I frequently encounter owners who feel their pet’s age is a barrier to cancer treatment. A diagnosis of cancer is devastating regardless of age, but can be especially difficult when an animal is older and an owner faces making diagnostic and treatment choices. They are often concerned about putting their beloved companion through too much at their advanced age. They will often equate it to what they would consider medically and ethically appropriate for an elderly human being.

I understand the apprehension about pursuing intensive medical care for animals in general, and certainly can appreciate how magnified these worries would be for owners of older pets.

I try to reassure owners that the majority of information about risks for side effects and prognosis were determined on older animals. I’ll also often recommend additional testing to ensure the overall health of their pet is intact prior to making definitive recommendations for their cancer care. I’m equally as concerned as they are with their pet’s health and with confirming they are good candidates for treatment.

Fortunately, when the primary recommendation isn’t a reasonable plan for an individual pet, veterinary oncologists are usually able to offer anxious owners several different options.

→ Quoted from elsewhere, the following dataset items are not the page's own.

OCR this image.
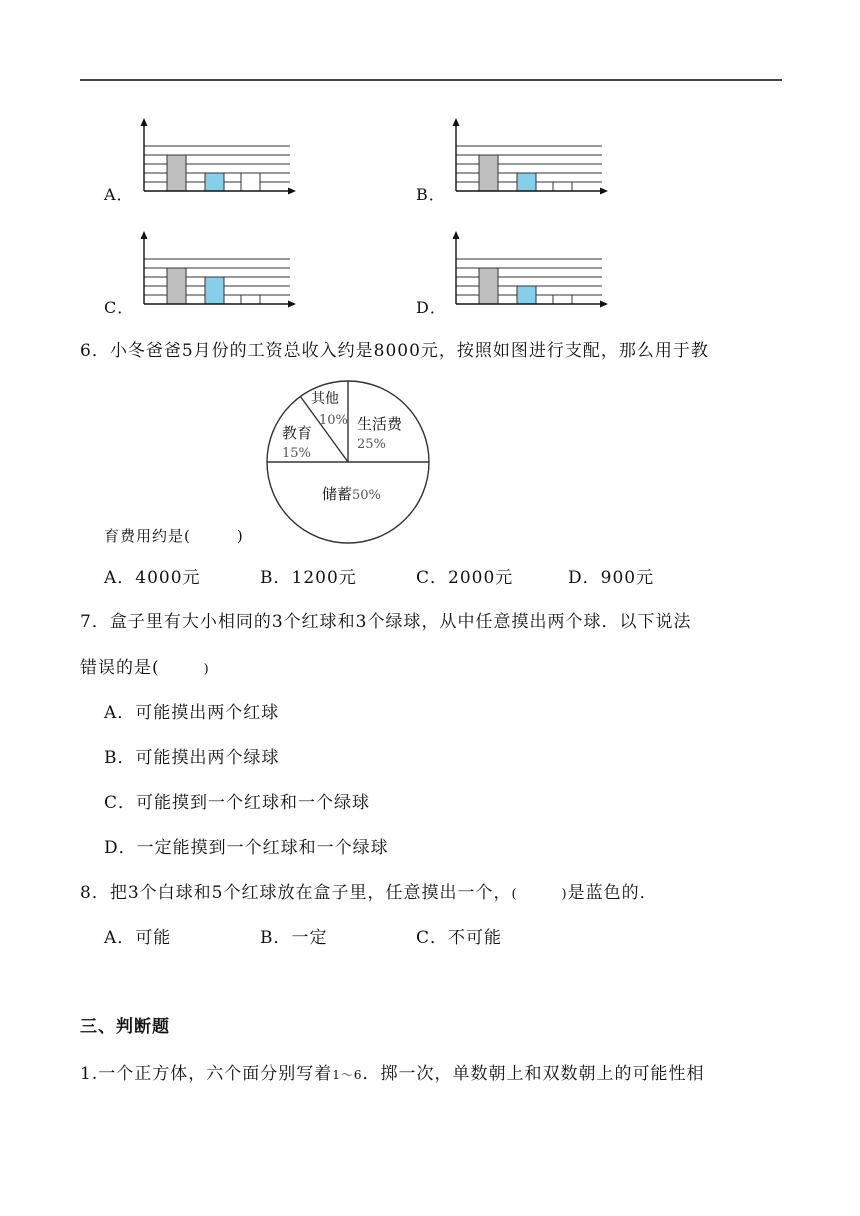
A．	B．
C．	D．
6．小冬爸爸5月份的工资总收入约是8000元，按照如图进行支配，那么用于教
其他
10% 生活费
25%
教育
15%
储蓄50%
育费用约是(	)
A．4000元	B．1200元	C．2000元	D．900元
7．盒子里有大小相同的3个红球和3个绿球，从中任意摸出两个球．以下说法
错误的是(	)
A．可能摸出两个红球
B．可能摸出两个绿球
C．可能摸到一个红球和一个绿球
D．一定能摸到一个红球和一个绿球
8．把3个白球和5个红球放在盒子里，任意摸出一个，(	)是蓝色的．
A．可能	B．一定	C．不可能
三、判断题
1.一个正方体，六个面分别写着1～6．掷一次，单数朝上和双数朝上的可能性相
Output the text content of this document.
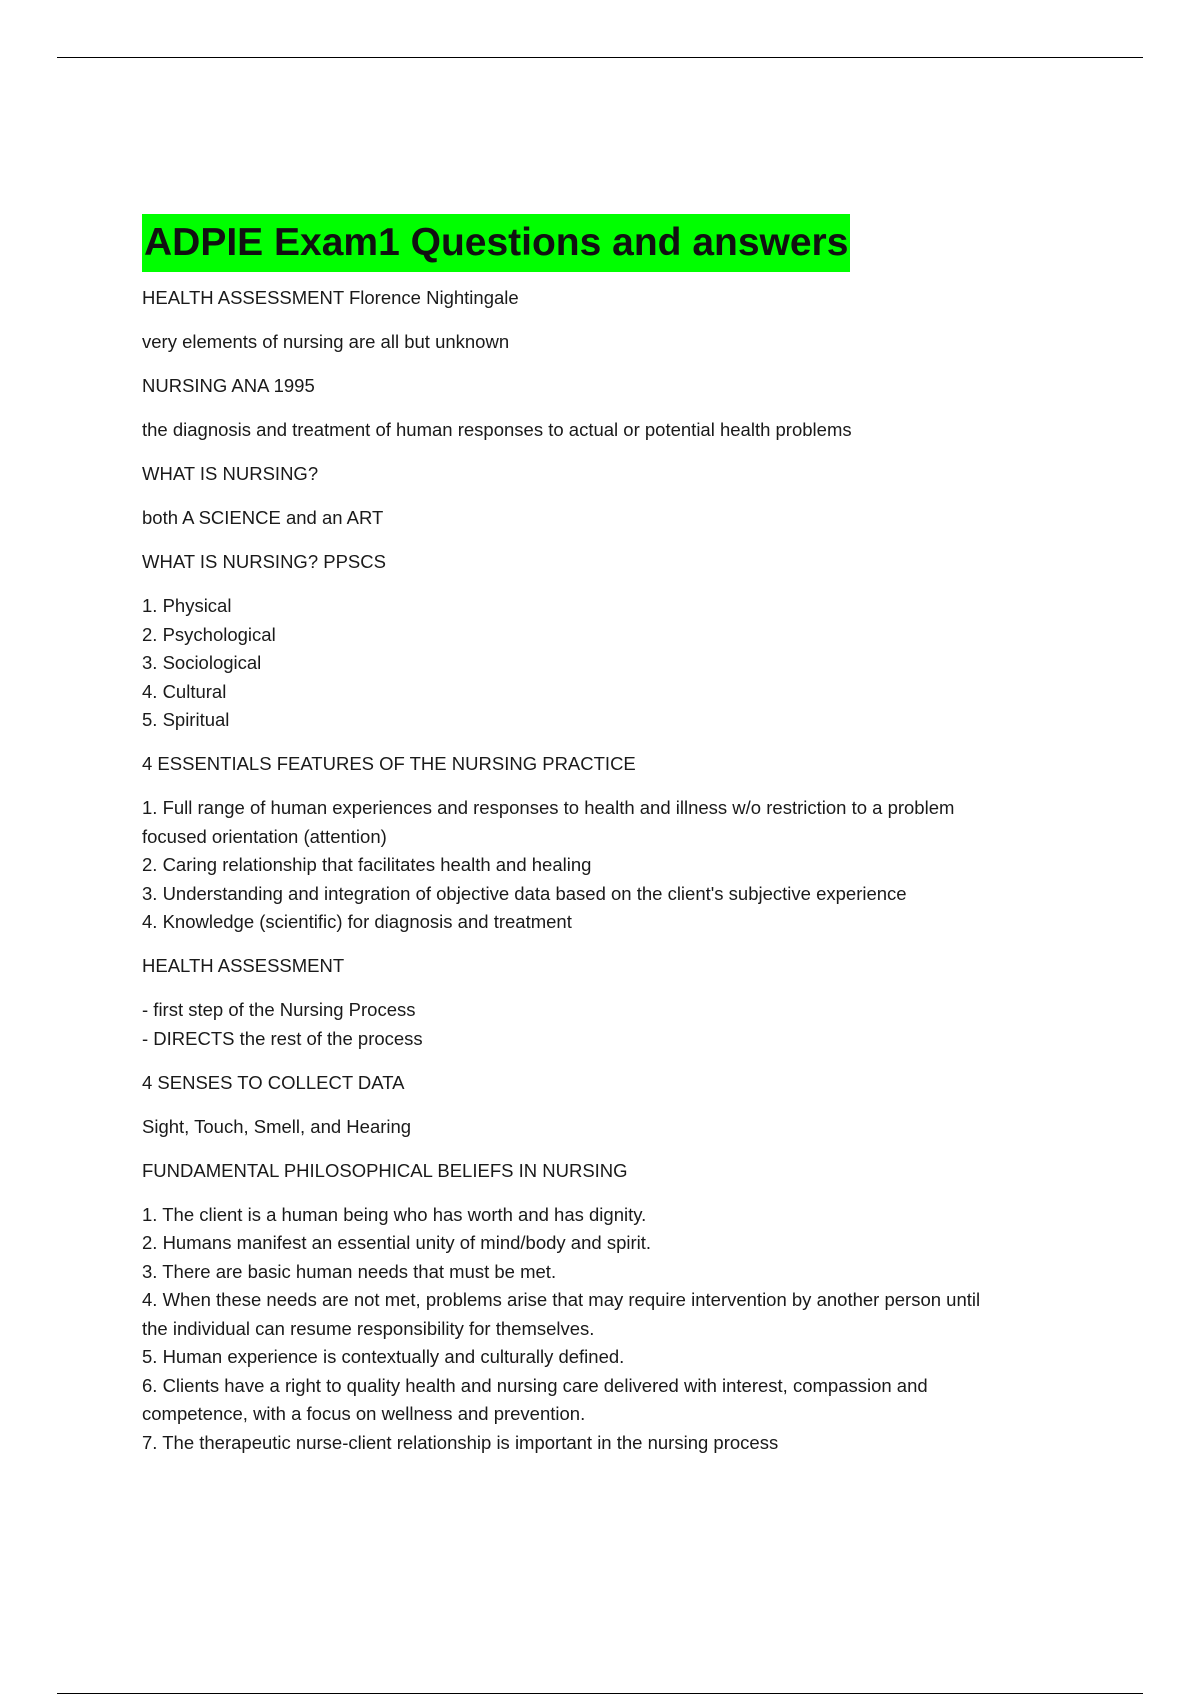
ADPIE Exam1 Questions and answers

HEALTH ASSESSMENT Florence Nightingale

very elements of nursing are all but unknown

NURSING ANA 1995

the diagnosis and treatment of human responses to actual or potential health problems

WHAT IS NURSING?

both A SCIENCE and an ART

WHAT IS NURSING? PPSCS

1. Physical

2. Psychological

3. Sociological

4. Cultural

5. Spiritual

4 ESSENTIALS FEATURES OF THE NURSING PRACTICE

1. Full range of human experiences and responses to health and illness w/o restriction to a problem

focused orientation (attention)

2. Caring relationship that facilitates health and healing

3. Understanding and integration of objective data based on the client's subjective experience

4. Knowledge (scientific) for diagnosis and treatment

HEALTH ASSESSMENT

- first step of the Nursing Process

- DIRECTS the rest of the process

4 SENSES TO COLLECT DATA

Sight, Touch, Smell, and Hearing

FUNDAMENTAL PHILOSOPHICAL BELIEFS IN NURSING

1. The client is a human being who has worth and has dignity.

2. Humans manifest an essential unity of mind/body and spirit.

3. There are basic human needs that must be met.

4. When these needs are not met, problems arise that may require intervention by another person until

the individual can resume responsibility for themselves.

5. Human experience is contextually and culturally defined.

6. Clients have a right to quality health and nursing care delivered with interest, compassion and

competence, with a focus on wellness and prevention.

7. The therapeutic nurse-client relationship is important in the nursing process
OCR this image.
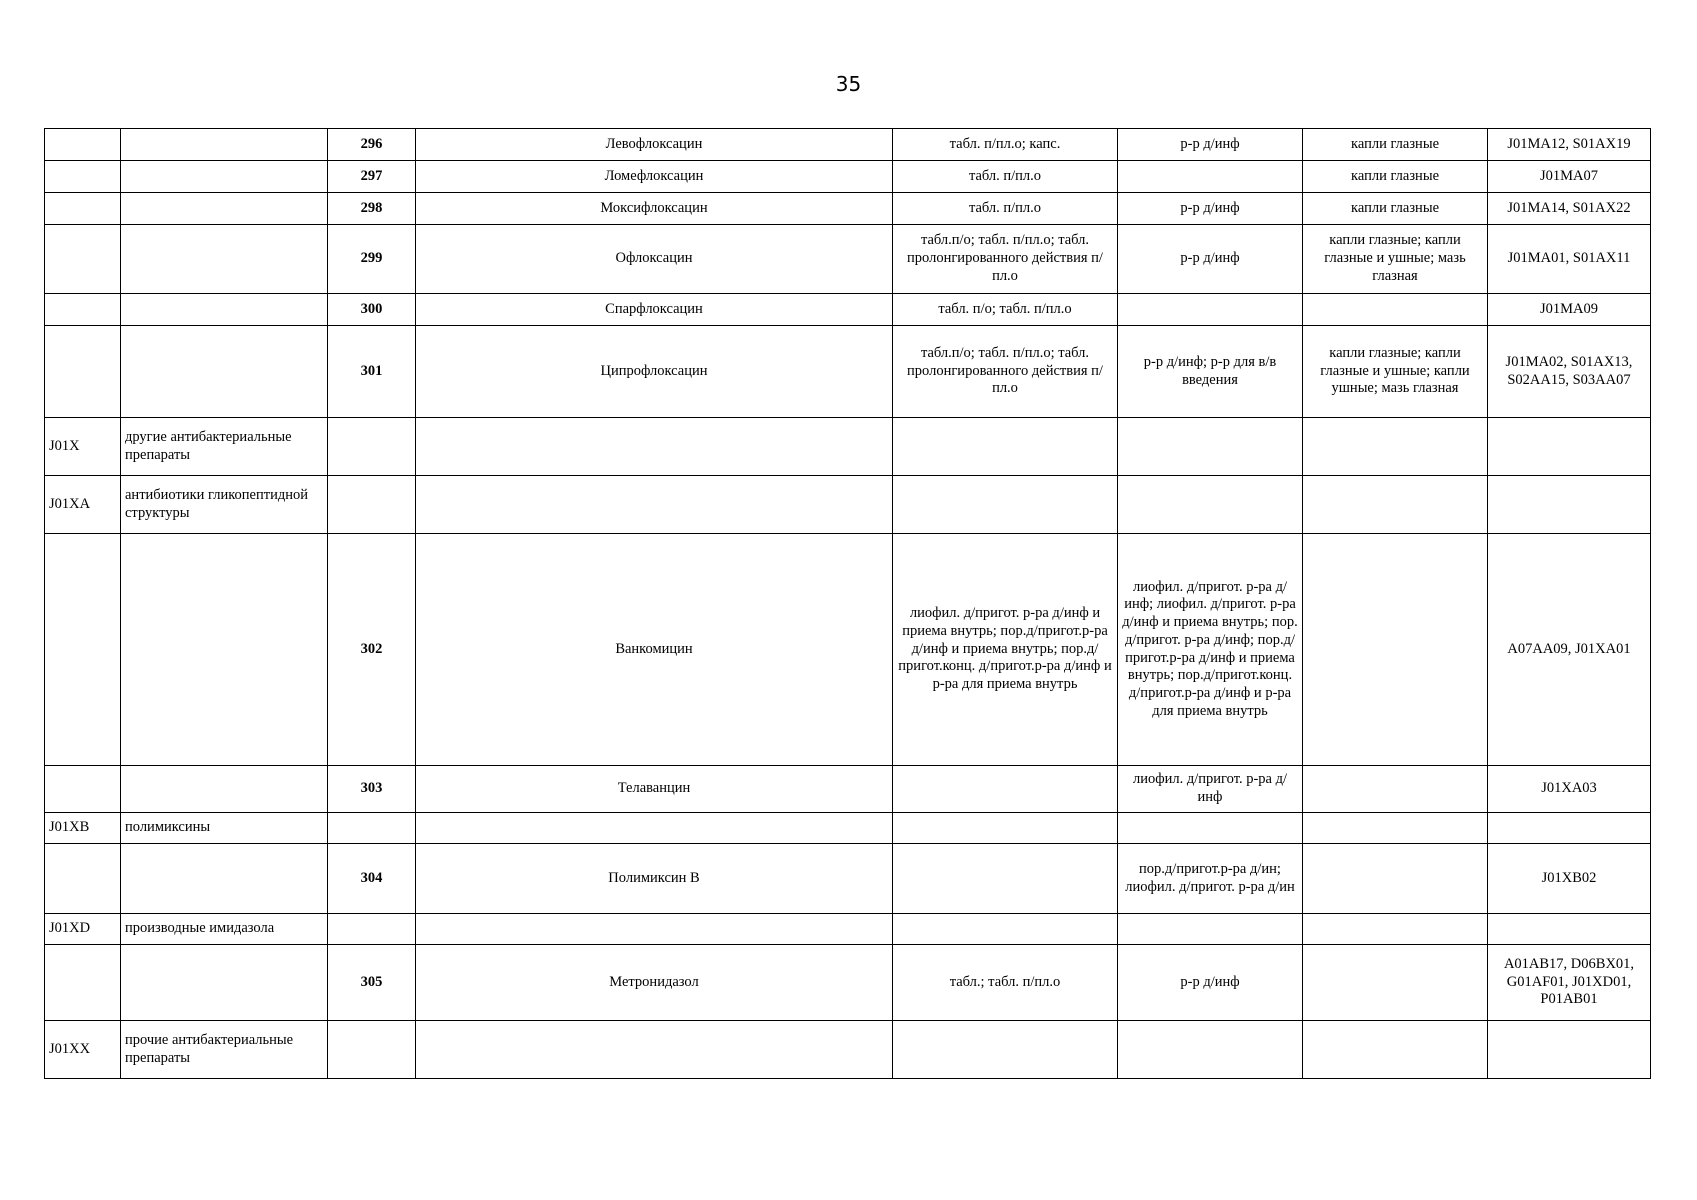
35
		296	Левофлоксацин	табл. п/пл.о; капс.	р-р д/инф	капли глазные	J01MA12, S01AX19
		297	Ломефлоксацин	табл. п/пл.о		капли глазные	J01MA07
		298	Моксифлоксацин	табл. п/пл.о	р-р д/инф	капли глазные	J01MA14, S01AX22
		299	Офлоксацин	табл.п/о; табл. п/пл.о; табл. пролонгированного действия п/пл.о	р-р д/инф	капли глазные; капли глазные и ушные; мазь глазная	J01MA01, S01AX11
		300	Спарфлоксацин	табл. п/о; табл. п/пл.о			J01MA09
		301	Ципрофлоксацин	табл.п/о; табл. п/пл.о; табл. пролонгированного действия п/пл.о	р-р д/инф; р-р для в/в введения	капли глазные; капли глазные и ушные; капли ушные; мазь глазная	J01MA02, S01AX13, S02AA15, S03AA07
J01X	другие антибактериальные препараты						
J01XA	антибиотики гликопептидной структуры						
		302	Ванкомицин	лиофил. д/пригот. р-ра д/инф и приема внутрь; пор.д/пригот.р-ра д/инф и приема внутрь; пор.д/пригот.конц. д/пригот.р-ра д/инф и р-ра для приема внутрь	лиофил. д/пригот. р-ра д/инф; лиофил. д/пригот. р-ра д/инф и приема внутрь; пор. д/пригот. р-ра д/инф; пор.д/пригот.р-ра д/инф и приема внутрь; пор.д/пригот.конц. д/пригот.р-ра д/инф и р-ра для приема внутрь		A07AA09, J01XA01
		303	Телаванцин		лиофил. д/пригот. р-ра д/инф		J01XA03
J01XB	полимиксины						
		304	Полимиксин В		пор.д/пригот.р-ра д/ин; лиофил. д/пригот. р-ра д/ин		J01XB02
J01XD	производные имидазола						
		305	Метронидазол	табл.; табл. п/пл.о	р-р д/инф		A01AB17, D06BX01, G01AF01, J01XD01, P01AB01
J01XX	прочие антибактериальные препараты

It’s my job, in such cases, to recognize when to discuss alternatives to the standard of care.

For example, when aggressive surgery is not an option because an owner feels their pet is too old to withstand the operation, veterinary oncologists are able to offer less intensive chemotherapy therapies, most often designed to slow tumor growth and metastases while maintaining an excellent quality of life. Though we may compromise our chance for a cure, we are able to extend an animal’s expected lifespan and simultaneously ensure that their remaining time is spent as happy and healthy as possible.

Many owners attribute some of the earliest signs of cancer to “old age” or on an assumption their pet is “slowing down” as it ages. Routine visits to the animal’s primary care veterinarian may provide the opportunity to detect disease at an earlier stage, further supporting the concept of extending its quality of life for as long as possible.

Senior pets ask so little from their owners. Their mellow demeanor and relaxed personalities remind us of the remarkable nature of the human-animal bond and just how impenetrable that bond can be.

If you’re an owner of an older pet facing a diagnosis of cancer, I urge you to consider consultation with a veterinary oncologist. Express your concerns and discuss your goals with your veterinarian. There’s a great chance that together you will be able to determine an option that fits both your goals and your pet’s best interests; one that takes their age into account but isn’t limited by a single physical characteristic.